The trail leads hikers west toward Mount Guhak. You will pass Hanguk Temple and eventually arrive at the Guhak observatory. Some trees were cut down to make the trail to the observatory, and that also provides an open view of the area, including of the villages of Sinnim-myeon as well as Mount Chiak's Biro Peak. Make sure you are well protected from the sun as it is difficult to find shade along this trail.
Mount Guhak, whose ranges are in both Wonju and Jecheon of North Chungcheong, offers its own dulle forest trail, which was opened five years ago. Mount Chiak’s dulle-gil utilized parts of the existing trail of Mount Guhak, as well as paved some new trails to make the walking experience more convenient and comfortable.
Trail No. 9 has many birch trees. Throughout the course, that is about 15 kilometers long, hikers never lose sight of the white-trunked trees. The trail has some inclines but is mostly flat.
“I have climbed up Mount Chiak quiet often, but it was tough to continue doing that, so I started to walk the dulle-trail,” said 59-year-old Yu Byeong-sang who was walking the trail. “This is the new trail I’m walking on and I feel refreshed and good.”
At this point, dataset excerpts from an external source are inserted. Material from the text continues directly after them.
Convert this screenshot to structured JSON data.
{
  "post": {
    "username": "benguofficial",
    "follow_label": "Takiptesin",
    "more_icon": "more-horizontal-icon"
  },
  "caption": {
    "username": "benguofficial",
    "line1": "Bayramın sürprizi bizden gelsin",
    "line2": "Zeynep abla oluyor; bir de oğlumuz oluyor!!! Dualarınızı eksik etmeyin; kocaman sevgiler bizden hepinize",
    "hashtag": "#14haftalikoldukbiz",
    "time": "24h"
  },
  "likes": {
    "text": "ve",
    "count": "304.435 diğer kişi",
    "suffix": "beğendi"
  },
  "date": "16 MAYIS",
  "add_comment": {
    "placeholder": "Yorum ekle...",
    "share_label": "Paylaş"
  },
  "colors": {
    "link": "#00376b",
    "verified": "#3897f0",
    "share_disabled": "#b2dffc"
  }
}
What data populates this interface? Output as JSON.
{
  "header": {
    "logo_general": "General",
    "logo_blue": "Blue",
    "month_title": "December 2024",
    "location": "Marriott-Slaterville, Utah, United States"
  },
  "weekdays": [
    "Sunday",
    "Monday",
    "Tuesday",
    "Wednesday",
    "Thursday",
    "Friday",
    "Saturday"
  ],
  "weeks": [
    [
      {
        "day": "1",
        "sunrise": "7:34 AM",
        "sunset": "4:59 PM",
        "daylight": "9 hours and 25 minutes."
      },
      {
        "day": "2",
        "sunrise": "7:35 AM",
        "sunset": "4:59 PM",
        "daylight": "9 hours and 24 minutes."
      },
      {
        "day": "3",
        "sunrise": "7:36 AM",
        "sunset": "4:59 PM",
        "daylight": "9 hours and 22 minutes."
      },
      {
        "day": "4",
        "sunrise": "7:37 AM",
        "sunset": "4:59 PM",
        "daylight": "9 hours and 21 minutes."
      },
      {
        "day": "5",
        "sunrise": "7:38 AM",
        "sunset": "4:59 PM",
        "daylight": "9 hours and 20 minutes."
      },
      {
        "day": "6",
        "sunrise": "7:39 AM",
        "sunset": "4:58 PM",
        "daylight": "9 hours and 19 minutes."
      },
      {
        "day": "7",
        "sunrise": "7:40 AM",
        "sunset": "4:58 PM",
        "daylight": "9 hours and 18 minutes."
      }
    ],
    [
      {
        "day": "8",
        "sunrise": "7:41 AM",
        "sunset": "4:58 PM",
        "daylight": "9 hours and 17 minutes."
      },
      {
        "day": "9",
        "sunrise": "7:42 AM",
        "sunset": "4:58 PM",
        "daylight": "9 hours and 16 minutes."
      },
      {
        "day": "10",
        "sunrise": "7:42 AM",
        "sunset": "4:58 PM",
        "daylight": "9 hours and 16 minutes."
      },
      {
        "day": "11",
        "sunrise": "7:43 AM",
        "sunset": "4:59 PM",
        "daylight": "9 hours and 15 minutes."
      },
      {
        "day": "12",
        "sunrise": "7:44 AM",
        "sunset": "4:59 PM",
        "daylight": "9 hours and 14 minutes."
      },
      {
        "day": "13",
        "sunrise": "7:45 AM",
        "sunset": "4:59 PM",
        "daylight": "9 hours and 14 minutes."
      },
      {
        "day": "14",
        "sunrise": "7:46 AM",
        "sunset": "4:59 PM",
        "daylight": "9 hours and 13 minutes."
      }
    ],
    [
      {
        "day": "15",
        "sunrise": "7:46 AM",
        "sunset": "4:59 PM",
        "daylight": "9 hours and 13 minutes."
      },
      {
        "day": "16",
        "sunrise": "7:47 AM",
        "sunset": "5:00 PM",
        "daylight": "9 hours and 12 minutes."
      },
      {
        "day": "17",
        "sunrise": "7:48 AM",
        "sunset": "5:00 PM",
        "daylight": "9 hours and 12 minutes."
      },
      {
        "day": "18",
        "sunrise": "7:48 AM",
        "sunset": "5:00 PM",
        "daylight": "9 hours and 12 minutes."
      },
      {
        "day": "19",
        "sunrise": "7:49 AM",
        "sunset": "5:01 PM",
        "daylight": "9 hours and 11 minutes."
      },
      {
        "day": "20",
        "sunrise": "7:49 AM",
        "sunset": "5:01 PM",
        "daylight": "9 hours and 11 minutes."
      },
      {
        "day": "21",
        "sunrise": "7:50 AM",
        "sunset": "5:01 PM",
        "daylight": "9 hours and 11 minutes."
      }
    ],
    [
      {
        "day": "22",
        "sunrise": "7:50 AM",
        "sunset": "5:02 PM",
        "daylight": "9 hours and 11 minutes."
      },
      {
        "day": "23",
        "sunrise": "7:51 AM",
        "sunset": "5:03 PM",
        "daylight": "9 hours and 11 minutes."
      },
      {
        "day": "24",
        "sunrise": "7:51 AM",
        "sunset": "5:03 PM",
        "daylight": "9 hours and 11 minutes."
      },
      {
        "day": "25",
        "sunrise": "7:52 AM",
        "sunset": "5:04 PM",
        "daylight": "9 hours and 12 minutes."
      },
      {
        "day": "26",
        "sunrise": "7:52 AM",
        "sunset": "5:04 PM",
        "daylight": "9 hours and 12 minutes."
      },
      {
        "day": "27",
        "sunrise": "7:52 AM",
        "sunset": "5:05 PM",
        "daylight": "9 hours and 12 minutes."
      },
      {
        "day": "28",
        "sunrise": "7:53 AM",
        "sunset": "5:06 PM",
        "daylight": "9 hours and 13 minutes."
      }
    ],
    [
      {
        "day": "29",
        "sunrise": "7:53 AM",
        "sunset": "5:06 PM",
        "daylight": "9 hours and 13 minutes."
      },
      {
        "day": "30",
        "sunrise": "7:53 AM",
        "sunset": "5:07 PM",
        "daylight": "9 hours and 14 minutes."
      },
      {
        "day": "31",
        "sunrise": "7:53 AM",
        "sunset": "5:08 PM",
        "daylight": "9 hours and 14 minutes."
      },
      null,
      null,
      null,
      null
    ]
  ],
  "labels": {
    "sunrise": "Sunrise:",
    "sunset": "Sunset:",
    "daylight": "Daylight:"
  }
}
Trail No. 9 starts from the Seokdong Jongjeom bus stop in Sinnim-myeon. After a short walk, the forest trail appears. Back in the days when the forest trail was first paved, birch trees were planted along both sides. The trees are not as dense as the birch forest in Inje, Gangwon, one of Korea's best known spots to check out these types of trees, especially in winter.
As you walk along the forest trail, you will see Mount Chiak’s national recreational forest where you can stay overnight. The guest-house facilities first opened in 1994 and five new houses were added last month.
Trail No. 10 starts from Geumdae Yuwonji. It takes hikers alongside Wonju stream, whose water runs from the Geumdae Valley. You can also see many homes alongside the stream. After you cross Gomnemi bridge, you finally enter the forest trail. From there, you will see many different valleys of all sizes. There is a tale that a bear hunter saw 99 bears climbing up 99 valleys before deciding to run away.
The very last course No. 11 has been popular even before the official opening of the trail due to its proximity to Wonju. The trail is known for its pine tree forest. It was an accidental find during the city’s research on where to pave the walking trail. Officials were walking around forests and were surprised to see a group of pine trees. Many rocks are covered with moss and give a mystical feel as if the forest was kept a secret on purpose.